Carbondale was segregated when Lewin was a child and Black students weren’t allowed to reside on campus at Southern Illinois University.
“[Hayes] would always support college students,” Lewin said. “To make sure that they had a proper place to stay and that they were fed and whenever housing was a problem, she sort of stepped up and would advocate to the city and the state politicians to provide support in Carbondale.”
Hayes also helped integrate the Carbondale school system.
“I lived on Jackson Street as a little girl and Attucks School, which was the public school at the time, was right down the street,” Lewin said. “There was a movement to integrate [Attucks], the high school and then the elementary schools, and Mrs. Hayes, along with my dad and others, were pretty active in trying to make that a relatively smooth and safe transition for the children of the northeast side.”
The Eurma C. Hayes Center was eventually named in her honor due to her work in the Model Cities Program which eventually led Hayes to meet with then-President Richard Nixon in Washington, DC, according to History Makers interview with her son William Hayes.

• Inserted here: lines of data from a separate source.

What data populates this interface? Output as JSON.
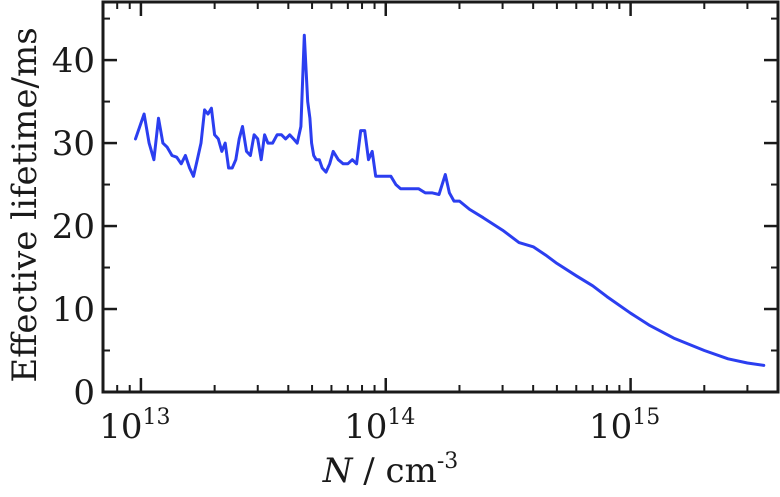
{
  "chart_data": {
    "type": "line",
    "title": "",
    "xlabel": "N / cm-3",
    "xlabel_parts": {
      "var": "N",
      "sep": " / ",
      "unit": "cm",
      "exp": "-3"
    },
    "ylabel": "Effective lifetime/ms",
    "xscale": "log",
    "xlim": [
      7000000000000.0,
      4000000000000000.0
    ],
    "ylim": [
      0,
      47
    ],
    "x_ticks": [
      {
        "value": 10000000000000.0,
        "base": "10",
        "exp": "13"
      },
      {
        "value": 100000000000000.0,
        "base": "10",
        "exp": "14"
      },
      {
        "value": 1000000000000000.0,
        "base": "10",
        "exp": "15"
      }
    ],
    "y_ticks": [
      0,
      10,
      20,
      30,
      40
    ],
    "grid": false,
    "line_color": "#2b3ef0",
    "axis_color": "#1a1a1a",
    "series": [
      {
        "x": [
          9500000000000.0,
          10300000000000.0,
          10800000000000.0,
          11300000000000.0,
          11800000000000.0,
          12300000000000.0,
          12800000000000.0,
          13400000000000.0,
          14000000000000.0,
          14600000000000.0,
          15200000000000.0,
          15800000000000.0,
          16400000000000.0,
          17000000000000.0,
          17600000000000.0,
          18200000000000.0,
          18800000000000.0,
          19400000000000.0,
          20000000000000.0,
          20700000000000.0,
          21400000000000.0,
          22100000000000.0,
          22800000000000.0,
          23600000000000.0,
          24400000000000.0,
          25200000000000.0,
          26000000000000.0,
          27000000000000.0,
          28000000000000.0,
          29000000000000.0,
          30000000000000.0,
          31000000000000.0,
          32000000000000.0,
          33000000000000.0,
          34500000000000.0,
          36000000000000.0,
          37500000000000.0,
          39000000000000.0,
          40500000000000.0,
          42000000000000.0,
          43500000000000.0,
          45000000000000.0,
          46500000000000.0,
          48000000000000.0,
          49000000000000.0,
          49800000000000.0,
          50800000000000.0,
          52000000000000.0,
          53500000000000.0,
          55000000000000.0,
          57000000000000.0,
          59000000000000.0,
          61000000000000.0,
          64000000000000.0,
          67000000000000.0,
          70000000000000.0,
          73000000000000.0,
          76000000000000.0,
          79000000000000.0,
          82000000000000.0,
          85000000000000.0,
          88000000000000.0,
          91000000000000.0,
          94000000000000.0,
          97000000000000.0,
          100000000000000.0,
          105000000000000.0,
          110000000000000.0,
          115000000000000.0,
          120000000000000.0,
          128000000000000.0,
          136000000000000.0,
          145000000000000.0,
          155000000000000.0,
          165000000000000.0,
          175000000000000.0,
          182000000000000.0,
          190000000000000.0,
          200000000000000.0,
          220000000000000.0,
          250000000000000.0,
          300000000000000.0,
          350000000000000.0,
          400000000000000.0,
          450000000000000.0,
          500000000000000.0,
          600000000000000.0,
          700000000000000.0,
          800000000000000.0,
          1000000000000000.0,
          1200000000000000.0,
          1500000000000000.0,
          2000000000000000.0,
          2500000000000000.0,
          3000000000000000.0,
          3500000000000000.0
        ],
        "y": [
          30.5,
          33.5,
          30,
          28,
          33,
          30,
          29.5,
          28.5,
          28.3,
          27.5,
          28.5,
          27,
          26,
          28,
          30,
          34,
          33.5,
          34.2,
          31,
          30.5,
          29,
          30,
          27,
          27,
          28,
          30.5,
          32,
          29,
          28.5,
          31,
          30.5,
          28,
          31,
          30,
          30,
          31,
          31,
          30.5,
          31,
          30.5,
          30,
          32,
          43,
          35,
          33,
          30,
          28.5,
          28,
          28,
          27,
          26.5,
          27.5,
          29,
          28,
          27.5,
          27.5,
          28,
          27.5,
          31.5,
          31.5,
          28,
          29,
          26,
          26,
          26,
          26,
          26,
          25,
          24.5,
          24.5,
          24.5,
          24.5,
          24,
          24,
          23.8,
          26.2,
          24,
          23,
          23,
          22,
          21,
          19.5,
          18,
          17.5,
          16.5,
          15.5,
          14,
          12.8,
          11.5,
          9.5,
          8,
          6.5,
          5,
          4,
          3.5,
          3.2
        ]
      }
    ]
  }
}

“She had been so vocal on deterioration of the northeast side of town, and had created some noise in the town,” William said. “Nixon was calling representatives to the White House and she was there for a meeting with him.”
Throughout the civil rights movement most women didn’t hold public facing positions like Hayes, but Lewin said the work of the movement wouldn’t have been possible without the work of women, like Lewin’s mother, in support roles.
“There were four little girls that she had to keep track of so I am sure she could have been far more active, but we kept her busy enough keeping track of us,” Lewin said. “She was a member of the missionary and she helped out and led whenever she could.”
Joyce Hayes began attending Bethel, where she met her late husband Richard Hayes who is Eurma’s son, soon after moving to Carbondale for college.
Joyce said she also had a role of support during the civil rights era.
“My husband was really involved in [the civil rights movement], and I had the children at home,” Joyce said. “I know I supported him and everything that he did, and that gave him an opportunity to go out and do what needed to be done.”
Joyce would later help Richard and Rev. Rick Jackson found the Feed My Sheep program where she still volunteers.
“When it first started I would actually be there to help in the kitchen with the cooking and setting up the dining room or some dishes cleaning up afterwards,” Joyce said. “[Later] we started delivering to homebound people, and in the last few years that’s what I’ve been doing.”
Feed My Sheep partners with multiple other churches that contribute money and volunteers throughout the year, and since starting in 2002 has contributed tens of thousands of volunteer hours and hundreds of thousands of meals.
“I really have a lot of admiration for Dolores as the coordinator of the director of the Feed My Sheep Program that actually, you know, it’s hands on and serving people,” Lewin said.
Since the beginning of the COVID-19 pandemic normal church operations have been in flux.
Gatherings were largely moved online, and fewer volunteers were available or able to safely work in the space.
Despite the difficulties Bethel was, among other things, still able to do a clothing drive, a bagged lunch program for school kids, and help Women for Change during their summer program Penn said.